Enam Belas

5.8K 369 50
                                    

She's a fighter, you know.
She always puts on a smile,
although she's very close to tearing apart.

She's a warrior, you know.
She keeps on holding on,
because she knows that at some point,
the storm will pass,
and things will get better.

Your fanatic fans,
-Alv

***

ANGIN berhembus menerpa rambut hitam gadis itu. Cahaya rembulan samar-samar mulai menampilkan dirinya malu-malu di balik awan-awan Cirrocomulus. Hujan sudah berhenti sejak satu jam yang lalu, jam pun sudah menunjukkan pukul sepuluh malam. Sudah larut malam, tapi tidak menyurutkan tekad laki-laki itu untuk mengajak sang gadis menuju ke sebuah taman. Motor ninjanya melaju dengan kecepatan rata-rata, tadinya ia ingin langsung mengantar gadis itu menuju rumah sakit, sang Ibu dari gadis itu masih harus dirawat di rumah sakit.

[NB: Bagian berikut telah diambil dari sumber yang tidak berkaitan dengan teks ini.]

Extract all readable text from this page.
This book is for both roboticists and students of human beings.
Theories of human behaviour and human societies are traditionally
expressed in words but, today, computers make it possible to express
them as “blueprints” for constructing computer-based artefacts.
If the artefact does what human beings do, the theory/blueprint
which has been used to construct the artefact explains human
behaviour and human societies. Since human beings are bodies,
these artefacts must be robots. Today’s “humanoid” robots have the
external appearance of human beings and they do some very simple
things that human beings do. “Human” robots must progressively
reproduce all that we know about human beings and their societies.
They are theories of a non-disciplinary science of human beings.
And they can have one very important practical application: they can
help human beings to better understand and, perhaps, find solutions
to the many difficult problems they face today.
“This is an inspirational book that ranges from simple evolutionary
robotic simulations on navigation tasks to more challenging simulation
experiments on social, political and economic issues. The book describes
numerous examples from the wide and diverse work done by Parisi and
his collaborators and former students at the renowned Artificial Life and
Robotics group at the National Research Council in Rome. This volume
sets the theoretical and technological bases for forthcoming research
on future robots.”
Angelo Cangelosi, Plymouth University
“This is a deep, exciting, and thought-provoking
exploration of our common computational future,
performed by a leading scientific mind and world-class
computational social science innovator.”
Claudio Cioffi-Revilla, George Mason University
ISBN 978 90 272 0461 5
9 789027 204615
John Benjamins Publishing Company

Tapi, ada satu hal yang membuat laki-laki itu terus bertanya-tanya, pertanyaan yang ia simpan dan akan ia tanyakan kepada gadis itu. Laki-laki itu memparkirkan motor ninjanya di tempat yang tidak jauh dari taman, keduanya membawa diri mereka menuju ke sebuah bangku taman. Taman sudah terlihat sepi, tapi beberapa orang masih ada yang terlihat berlalu-lalang.

Keheningan malam yang hanya diisi dengan suara-suara alam kembali menyelimuti kedua manusia itu. Nampaknya, sang lelaki bingung memulai pembicaraan, tak ada topik yang menarik, jika dia yang memulainya, juga dia bukanlah laki-laki yang banyak berbasa-basi.

"Tadi gimana sekolahnya? Kamu gak cabut pas pelajaran lagi kan?"

Lagi-lagi gadis itu yang memulai pembicaraan.

Alvan terdiam, menatap langit malam yang gelap dan awan-awan Cirrocomulus yang bergantung menutupi cahaya sang rembulan. "Lo kenapa tadi gak masuk sekolah?"

Alvan bertanya dengan penuh harap, jika Latisha akan menjawabnya. Latisha terlihat membuka bibirnya, tapi sedetik kemudian ia menutup bibirnya kembali.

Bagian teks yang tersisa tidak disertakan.